# BMI 6115 Module 3: Homework assignment


## (Reverse) Edit Distance

Calculating the [edit distance](https://en.wikipedia.org/wiki/Edit_distance) between two strings means finding how many steps you need to get from one string to the next by using either substitution, deletion, or insertion. This can be useful for a number of applications, including spell-checking (what word did the user probably mean to type?) and evaluating spoken language systems (what word might the speaker have actually said?).

Finding the Minimum Edit Distance between two strings is an example of a Dynamic Programming Algorithm, and it is beyond the scope of this course (although you are encouraged to work on it if you want: here is a lecture [https://web.stanford.edu/class/cs124/lec/med.pdf] from Stanford on the subject). So, instead, we are going to do the reverse: given a string, generate strings that are `n` steps away. This will help us come up with new vocabulary terms, including possible misspellings. 
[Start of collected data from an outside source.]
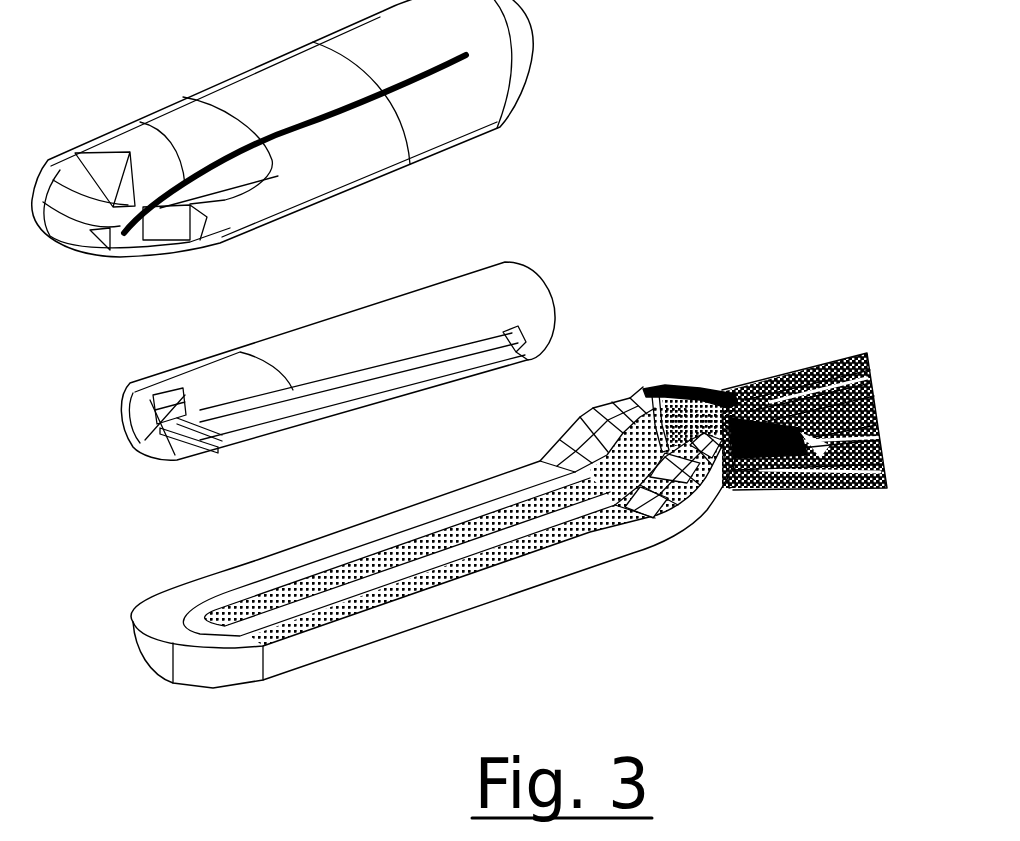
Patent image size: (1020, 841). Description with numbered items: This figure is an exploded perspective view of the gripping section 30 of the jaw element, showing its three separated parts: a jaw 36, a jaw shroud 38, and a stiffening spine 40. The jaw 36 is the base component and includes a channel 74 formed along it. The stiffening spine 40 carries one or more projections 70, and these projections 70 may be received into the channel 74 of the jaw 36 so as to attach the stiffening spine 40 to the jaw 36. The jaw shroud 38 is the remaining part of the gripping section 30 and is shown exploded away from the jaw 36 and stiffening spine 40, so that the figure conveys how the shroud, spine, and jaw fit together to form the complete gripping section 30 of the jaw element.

The gripping section 30 is at (663, 149).
The jaw 36 is at (212, 688).
The jaw shroud 38 is at (240, 99).
The stiffening spine 40 is at (358, 323).
The projections 70 is at (143, 445).
The channel 74 is at (317, 597).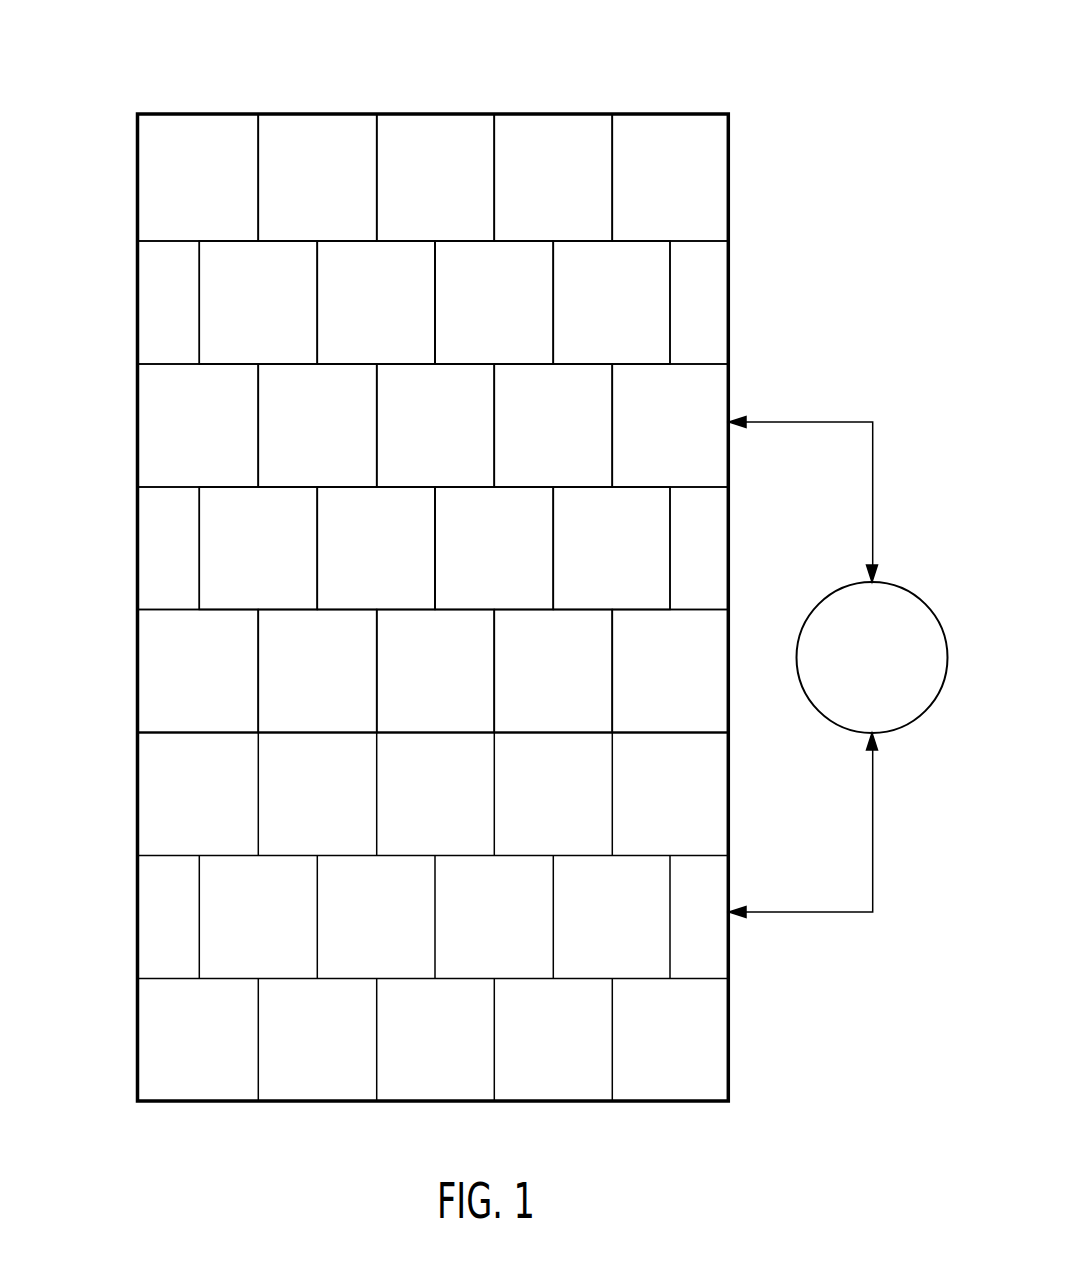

For example, if the string we start with is **"eat"**, here are some of the words we'd want to generate with an edit distance of 1:

- **Substitution:** ["aat", "azt", "eal", ...]
- **Deletion:** ["at", "et", "ea"]
- **Insertion:** ["beat", "euat", "east", "eats"]

With an edit distance of 2, we could take all of the words we generated above and then do the same operations on each of them ("eat" => "aat" => "alt"). 

Note that most of the words we generate are not actual words. A few are, and some may even be useful words. For example, "eats" is an inflected form of "eat" and could be considered the same word. But even some of the non-words could be useful. For example, if we use this method to expand our vocabulary, we may catch instances where the clinician wrote "cardac arrest" instead of "cardiac arrest". To make sure we're not adding junk to our vocabulary, we could do a simple search to make sure that the "word" appears in the corpus at least one or more times.

## Problem 1. 
Complete the code below for `EditDistance`. Here is a walk-through of the algorithm.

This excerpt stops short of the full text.